If China approaches the Taiwan Strait issue and the ROC in a way that is flexible and creative conceptually and responsive to the sensitivities of the people of Taiwan, that would indicate that China’s revival will be positive. It doesn’t guarantee that China will be a constructive great power, but it is a good sign. If, on the other hand, China’s approach is conceptually rigid, unresponsive to popular feeling, and laden with pressure tactics, that will send a different message about the broader trend. Because the United States has an interest in China’s revival being peaceful and constructive, we have a big stake in how cross-Strait relations develop. As Kurt Campbell testified in October: “A peaceful future for cross-Strait relations is central to the stability and prosperity of the entire region and is therefore of vital importance to the United States.”
Moreover, what the United States does concerning Taiwan will send important signals to America’s friends and allies both in Asia and around the world. Dr. Campbell again: “Our management of U.S.-Taiwan relations will have a great impact on the way our partners view us across the Asia-Pacific region.”
For the Future
By way of concluding, let me observe that, in my view, Taiwan needs a strategy to ensure that it remains economically competitive in a world of globalization and technological change. Economic liberalization with the island’s various trading partners is one part of that strategy, but not the only part. Other elements of that strategy probably include improving the education system and the policy infrastructure.

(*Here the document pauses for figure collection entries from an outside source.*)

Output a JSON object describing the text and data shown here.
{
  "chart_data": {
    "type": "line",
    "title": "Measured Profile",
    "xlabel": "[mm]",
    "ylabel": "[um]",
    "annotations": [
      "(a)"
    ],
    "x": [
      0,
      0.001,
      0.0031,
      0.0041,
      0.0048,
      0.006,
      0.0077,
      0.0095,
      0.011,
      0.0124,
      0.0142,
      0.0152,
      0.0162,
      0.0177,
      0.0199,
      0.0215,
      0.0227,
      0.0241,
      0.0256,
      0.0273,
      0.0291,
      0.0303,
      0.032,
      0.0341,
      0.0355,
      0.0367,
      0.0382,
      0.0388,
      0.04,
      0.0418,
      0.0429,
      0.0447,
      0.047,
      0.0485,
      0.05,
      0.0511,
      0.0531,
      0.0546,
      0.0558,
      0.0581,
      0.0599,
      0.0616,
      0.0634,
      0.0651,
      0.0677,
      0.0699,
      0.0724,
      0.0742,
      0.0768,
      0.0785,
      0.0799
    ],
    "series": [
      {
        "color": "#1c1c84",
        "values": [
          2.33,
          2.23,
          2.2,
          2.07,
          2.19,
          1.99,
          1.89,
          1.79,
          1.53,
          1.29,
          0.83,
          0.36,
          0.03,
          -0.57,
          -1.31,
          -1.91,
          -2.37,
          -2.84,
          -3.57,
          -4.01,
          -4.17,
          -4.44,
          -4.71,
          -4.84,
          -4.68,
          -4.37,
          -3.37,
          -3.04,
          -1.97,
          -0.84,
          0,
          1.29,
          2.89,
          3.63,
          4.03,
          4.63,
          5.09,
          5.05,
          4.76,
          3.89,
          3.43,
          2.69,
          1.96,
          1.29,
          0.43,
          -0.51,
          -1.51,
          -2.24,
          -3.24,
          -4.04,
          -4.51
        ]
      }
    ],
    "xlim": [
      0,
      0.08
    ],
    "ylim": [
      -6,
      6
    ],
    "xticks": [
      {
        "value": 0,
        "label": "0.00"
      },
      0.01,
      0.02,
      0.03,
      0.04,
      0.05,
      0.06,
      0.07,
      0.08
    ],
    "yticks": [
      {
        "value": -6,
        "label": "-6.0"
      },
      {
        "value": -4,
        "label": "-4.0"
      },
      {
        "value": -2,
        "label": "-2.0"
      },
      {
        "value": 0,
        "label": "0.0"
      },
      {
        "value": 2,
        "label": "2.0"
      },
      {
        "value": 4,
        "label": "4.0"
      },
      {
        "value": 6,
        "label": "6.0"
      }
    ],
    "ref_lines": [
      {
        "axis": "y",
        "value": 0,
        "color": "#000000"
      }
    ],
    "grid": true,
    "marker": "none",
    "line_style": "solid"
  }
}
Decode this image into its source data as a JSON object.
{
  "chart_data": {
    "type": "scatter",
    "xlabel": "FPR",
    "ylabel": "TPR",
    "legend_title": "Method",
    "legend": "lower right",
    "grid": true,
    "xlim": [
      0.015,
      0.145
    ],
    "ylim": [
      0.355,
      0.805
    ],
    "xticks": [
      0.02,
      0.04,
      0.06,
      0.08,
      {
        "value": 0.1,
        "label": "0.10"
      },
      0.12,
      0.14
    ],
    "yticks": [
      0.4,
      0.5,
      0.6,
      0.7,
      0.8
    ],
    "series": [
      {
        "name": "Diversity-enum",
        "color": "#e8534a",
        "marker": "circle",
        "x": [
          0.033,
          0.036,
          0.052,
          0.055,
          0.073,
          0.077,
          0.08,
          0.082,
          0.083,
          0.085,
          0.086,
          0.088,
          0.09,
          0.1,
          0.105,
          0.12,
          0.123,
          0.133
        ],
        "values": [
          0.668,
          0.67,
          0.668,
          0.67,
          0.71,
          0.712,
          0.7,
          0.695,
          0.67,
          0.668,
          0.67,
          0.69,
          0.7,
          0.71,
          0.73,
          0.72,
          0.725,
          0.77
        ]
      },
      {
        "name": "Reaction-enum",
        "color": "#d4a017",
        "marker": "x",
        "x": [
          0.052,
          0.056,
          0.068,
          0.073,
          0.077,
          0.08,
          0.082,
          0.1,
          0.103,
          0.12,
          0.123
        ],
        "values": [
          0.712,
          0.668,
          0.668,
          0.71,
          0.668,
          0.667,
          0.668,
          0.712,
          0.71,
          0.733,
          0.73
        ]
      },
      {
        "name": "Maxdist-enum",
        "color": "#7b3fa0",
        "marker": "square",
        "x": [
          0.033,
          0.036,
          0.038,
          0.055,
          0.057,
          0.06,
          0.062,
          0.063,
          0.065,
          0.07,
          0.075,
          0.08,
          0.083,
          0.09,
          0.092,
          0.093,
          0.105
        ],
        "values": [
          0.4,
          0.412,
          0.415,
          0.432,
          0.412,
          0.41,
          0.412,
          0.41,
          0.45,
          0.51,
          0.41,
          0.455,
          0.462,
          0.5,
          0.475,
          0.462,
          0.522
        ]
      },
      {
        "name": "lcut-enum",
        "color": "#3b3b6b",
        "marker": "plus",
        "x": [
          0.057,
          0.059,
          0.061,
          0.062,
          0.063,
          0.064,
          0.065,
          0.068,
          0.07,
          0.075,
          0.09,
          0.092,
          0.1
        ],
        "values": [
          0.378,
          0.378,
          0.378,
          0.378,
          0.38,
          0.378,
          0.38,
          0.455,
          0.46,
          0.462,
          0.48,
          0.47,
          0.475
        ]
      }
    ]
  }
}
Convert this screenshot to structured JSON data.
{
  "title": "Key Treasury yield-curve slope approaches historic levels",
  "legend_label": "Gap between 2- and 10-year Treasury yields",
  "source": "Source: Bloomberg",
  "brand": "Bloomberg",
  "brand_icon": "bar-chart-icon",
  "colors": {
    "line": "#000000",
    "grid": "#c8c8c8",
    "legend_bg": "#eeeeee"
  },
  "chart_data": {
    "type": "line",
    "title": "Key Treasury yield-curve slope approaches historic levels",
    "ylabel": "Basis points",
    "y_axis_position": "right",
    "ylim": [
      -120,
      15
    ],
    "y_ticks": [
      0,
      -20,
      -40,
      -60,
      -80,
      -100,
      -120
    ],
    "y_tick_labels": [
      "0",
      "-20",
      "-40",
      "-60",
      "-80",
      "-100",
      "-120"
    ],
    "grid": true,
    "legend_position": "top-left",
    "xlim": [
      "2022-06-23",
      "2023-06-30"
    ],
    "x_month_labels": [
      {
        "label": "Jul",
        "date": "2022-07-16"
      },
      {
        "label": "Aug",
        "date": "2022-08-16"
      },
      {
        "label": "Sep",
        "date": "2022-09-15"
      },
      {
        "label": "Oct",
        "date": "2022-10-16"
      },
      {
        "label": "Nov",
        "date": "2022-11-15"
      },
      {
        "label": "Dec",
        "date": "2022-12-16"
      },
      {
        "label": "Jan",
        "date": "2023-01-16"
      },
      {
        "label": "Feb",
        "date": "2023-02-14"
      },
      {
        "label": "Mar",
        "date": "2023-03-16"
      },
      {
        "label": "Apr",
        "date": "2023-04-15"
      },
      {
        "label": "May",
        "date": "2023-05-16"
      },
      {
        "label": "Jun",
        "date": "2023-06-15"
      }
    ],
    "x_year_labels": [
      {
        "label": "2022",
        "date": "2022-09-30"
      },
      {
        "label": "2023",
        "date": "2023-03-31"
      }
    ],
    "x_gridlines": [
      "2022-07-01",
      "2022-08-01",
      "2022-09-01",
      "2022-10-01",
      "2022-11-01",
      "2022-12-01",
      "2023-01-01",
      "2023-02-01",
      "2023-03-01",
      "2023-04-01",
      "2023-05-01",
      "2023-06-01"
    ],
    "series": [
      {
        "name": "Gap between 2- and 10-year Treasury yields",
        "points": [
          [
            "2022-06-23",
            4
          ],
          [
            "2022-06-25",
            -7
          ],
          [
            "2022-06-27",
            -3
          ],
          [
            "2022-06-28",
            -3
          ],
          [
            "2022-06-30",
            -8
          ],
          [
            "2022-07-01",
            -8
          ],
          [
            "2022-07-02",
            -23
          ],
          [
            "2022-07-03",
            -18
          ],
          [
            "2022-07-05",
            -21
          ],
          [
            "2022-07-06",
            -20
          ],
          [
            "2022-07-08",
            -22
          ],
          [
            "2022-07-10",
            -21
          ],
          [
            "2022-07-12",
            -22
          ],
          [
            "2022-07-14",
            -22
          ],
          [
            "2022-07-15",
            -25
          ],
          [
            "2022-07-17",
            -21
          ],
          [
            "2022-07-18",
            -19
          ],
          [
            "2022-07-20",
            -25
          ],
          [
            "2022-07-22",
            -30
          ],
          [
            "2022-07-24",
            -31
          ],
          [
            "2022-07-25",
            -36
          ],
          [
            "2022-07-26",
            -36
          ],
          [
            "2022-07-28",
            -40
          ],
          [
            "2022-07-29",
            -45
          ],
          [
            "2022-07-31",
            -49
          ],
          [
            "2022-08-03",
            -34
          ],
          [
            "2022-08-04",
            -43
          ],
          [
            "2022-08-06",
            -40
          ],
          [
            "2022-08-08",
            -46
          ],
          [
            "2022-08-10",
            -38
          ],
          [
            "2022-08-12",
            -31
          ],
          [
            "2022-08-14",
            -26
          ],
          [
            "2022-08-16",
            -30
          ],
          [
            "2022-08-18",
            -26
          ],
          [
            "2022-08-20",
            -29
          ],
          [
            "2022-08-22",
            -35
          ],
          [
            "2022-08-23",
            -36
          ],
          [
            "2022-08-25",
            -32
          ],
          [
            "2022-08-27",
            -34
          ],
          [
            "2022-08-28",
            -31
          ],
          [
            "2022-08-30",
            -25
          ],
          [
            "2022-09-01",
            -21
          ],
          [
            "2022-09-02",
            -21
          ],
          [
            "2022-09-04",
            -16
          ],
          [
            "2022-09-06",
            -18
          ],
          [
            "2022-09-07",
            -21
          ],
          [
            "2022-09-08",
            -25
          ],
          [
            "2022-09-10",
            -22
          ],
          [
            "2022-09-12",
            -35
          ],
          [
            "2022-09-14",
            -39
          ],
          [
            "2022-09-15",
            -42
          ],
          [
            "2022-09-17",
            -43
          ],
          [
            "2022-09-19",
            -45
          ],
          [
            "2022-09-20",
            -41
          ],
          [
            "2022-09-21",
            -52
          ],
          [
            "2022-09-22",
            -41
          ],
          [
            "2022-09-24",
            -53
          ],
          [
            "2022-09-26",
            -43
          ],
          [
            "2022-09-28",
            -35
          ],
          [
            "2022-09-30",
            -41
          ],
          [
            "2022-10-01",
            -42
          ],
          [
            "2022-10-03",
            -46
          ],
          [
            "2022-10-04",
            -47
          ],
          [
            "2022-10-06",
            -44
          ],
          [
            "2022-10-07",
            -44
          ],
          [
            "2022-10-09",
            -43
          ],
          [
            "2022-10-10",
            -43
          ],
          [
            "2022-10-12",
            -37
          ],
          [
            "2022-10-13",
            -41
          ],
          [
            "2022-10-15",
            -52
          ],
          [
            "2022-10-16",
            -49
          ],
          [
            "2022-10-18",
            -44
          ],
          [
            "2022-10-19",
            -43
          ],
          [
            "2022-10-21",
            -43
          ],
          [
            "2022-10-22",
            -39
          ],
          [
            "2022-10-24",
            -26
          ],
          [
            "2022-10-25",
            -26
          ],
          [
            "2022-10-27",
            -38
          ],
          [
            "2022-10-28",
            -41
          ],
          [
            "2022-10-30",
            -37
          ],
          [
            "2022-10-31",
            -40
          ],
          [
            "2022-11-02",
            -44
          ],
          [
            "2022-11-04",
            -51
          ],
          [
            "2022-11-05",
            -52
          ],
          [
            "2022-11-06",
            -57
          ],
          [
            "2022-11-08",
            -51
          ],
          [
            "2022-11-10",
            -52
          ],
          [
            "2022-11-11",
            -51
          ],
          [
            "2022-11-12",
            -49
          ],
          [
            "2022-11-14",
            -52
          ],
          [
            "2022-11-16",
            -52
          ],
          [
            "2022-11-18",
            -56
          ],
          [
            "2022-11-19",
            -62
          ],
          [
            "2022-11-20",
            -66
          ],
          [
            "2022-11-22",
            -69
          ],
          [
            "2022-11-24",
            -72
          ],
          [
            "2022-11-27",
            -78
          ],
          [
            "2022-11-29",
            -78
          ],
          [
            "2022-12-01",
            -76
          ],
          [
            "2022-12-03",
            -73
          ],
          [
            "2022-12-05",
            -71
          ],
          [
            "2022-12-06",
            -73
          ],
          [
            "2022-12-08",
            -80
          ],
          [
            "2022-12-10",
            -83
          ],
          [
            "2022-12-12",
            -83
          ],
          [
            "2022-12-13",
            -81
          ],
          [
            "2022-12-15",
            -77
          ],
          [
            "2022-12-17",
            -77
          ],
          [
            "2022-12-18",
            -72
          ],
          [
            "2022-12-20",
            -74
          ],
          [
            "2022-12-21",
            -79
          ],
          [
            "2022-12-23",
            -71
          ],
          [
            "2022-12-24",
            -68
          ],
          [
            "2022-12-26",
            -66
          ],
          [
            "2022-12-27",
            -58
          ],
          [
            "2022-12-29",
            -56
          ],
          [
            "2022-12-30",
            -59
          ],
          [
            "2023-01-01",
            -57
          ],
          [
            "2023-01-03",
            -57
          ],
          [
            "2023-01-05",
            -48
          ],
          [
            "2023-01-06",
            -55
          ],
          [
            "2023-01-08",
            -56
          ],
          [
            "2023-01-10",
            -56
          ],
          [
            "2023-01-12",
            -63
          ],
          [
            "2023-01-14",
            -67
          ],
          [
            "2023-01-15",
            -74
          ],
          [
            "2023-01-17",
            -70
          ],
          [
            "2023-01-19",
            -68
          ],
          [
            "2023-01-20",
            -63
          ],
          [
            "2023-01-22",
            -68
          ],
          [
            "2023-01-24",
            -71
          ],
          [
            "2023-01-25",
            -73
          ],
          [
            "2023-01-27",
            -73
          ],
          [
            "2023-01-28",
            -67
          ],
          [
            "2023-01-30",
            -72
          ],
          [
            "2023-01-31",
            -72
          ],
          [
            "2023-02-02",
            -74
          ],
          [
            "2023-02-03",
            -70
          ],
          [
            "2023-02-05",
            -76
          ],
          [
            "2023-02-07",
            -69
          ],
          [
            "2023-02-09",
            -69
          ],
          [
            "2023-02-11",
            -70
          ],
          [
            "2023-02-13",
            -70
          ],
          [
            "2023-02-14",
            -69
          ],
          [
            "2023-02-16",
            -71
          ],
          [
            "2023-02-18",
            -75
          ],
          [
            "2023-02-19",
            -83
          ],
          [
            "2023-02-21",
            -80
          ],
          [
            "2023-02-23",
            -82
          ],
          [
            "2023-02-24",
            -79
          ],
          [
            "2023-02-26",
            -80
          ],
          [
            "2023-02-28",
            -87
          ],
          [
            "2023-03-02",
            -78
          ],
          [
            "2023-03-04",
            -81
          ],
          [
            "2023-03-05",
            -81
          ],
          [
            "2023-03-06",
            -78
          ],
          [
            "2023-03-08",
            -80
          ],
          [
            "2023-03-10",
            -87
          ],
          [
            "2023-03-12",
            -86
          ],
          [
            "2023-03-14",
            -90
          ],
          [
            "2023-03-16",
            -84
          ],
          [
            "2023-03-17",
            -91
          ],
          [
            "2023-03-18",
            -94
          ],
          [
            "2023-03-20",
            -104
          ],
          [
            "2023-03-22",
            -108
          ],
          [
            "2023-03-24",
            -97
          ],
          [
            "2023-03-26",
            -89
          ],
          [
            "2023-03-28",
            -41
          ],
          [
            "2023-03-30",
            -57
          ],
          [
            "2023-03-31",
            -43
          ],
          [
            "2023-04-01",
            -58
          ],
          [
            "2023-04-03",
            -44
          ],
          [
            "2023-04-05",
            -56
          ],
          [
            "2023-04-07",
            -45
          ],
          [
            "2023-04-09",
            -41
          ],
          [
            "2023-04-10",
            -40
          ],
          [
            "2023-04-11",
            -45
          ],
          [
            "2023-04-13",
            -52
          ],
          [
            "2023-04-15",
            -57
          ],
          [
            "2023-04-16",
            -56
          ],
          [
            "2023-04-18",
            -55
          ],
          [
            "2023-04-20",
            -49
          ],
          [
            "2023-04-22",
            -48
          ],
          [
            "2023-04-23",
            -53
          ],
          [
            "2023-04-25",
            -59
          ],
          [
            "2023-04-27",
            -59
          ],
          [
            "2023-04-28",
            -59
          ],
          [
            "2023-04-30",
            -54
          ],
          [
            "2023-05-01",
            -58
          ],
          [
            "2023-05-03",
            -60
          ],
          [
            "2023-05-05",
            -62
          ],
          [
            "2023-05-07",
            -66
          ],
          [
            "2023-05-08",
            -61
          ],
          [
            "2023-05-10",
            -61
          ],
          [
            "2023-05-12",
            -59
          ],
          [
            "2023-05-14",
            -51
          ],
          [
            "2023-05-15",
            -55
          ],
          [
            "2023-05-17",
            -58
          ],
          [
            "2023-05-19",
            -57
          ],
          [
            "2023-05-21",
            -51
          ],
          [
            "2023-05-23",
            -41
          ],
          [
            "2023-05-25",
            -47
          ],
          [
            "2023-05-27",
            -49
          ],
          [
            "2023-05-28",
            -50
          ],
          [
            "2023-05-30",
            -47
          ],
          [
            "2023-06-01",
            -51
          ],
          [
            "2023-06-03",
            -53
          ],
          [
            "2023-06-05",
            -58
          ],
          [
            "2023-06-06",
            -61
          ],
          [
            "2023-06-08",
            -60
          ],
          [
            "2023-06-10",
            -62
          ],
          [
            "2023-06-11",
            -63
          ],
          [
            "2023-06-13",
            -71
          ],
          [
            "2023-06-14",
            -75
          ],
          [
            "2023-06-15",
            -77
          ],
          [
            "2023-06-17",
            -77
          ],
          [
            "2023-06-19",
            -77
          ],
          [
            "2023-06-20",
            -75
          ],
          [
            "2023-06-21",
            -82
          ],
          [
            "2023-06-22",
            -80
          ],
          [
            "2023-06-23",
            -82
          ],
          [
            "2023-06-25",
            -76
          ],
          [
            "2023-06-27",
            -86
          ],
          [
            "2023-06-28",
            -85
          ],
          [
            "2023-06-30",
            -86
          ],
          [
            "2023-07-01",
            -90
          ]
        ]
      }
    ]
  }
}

But economics is only one piece of what is a fairly daunting policy agenda. A second piece is that Taiwan must improve its defense strategy and the ability to carry it out, because it cannot be absolutely certain that Beijing will never use its increasingly robust military power in some coercive way. Third, because Taiwan’s sovereignty is at the core of future political and security relations with China, it should think in more depth about the content of sovereignty. Fourth, as I hinted, the political system needs reform to make it a better vehicle for reflecting the public will and making good policy choices. Taiwan’s 2012 election was, I believe, highly relevant to this policy challenge.
Why is that? As I was relaxing Friday evening DC time, I made a mental note of the obvious, that people in Taiwan had already begun to go to the polls and vote in this election. I then marvelled, not for the first time, that it is really quite remarkable that a society and its political leadership would entrust the selection of its leaders to ordinary people, people whose levels of wealth and education vary a lot and who probably don’t spend their every waking hours on the issues of government. Those of us who are citizens of democratic systems take for granted this impressive phenomenon, but it is actually not that common in human history, or even in the world today.
Whatever each of thinks of Saturday’s results, the people of Taiwan again confirmed this marvel of electoral democracy. Still, their anxiety and uncertainty about the future remains, for understandable reasons. So even as a majority of Taiwan voters endorsed President Ma’s leadership on Saturday, the electorate as a whole issued a challenge to all their elected leaders: that is, Taiwan’s citizens want their leaders to effectively meet the significant challenges that face the island today. We can only hope that Taiwan’s leaders merit the public’s confidence.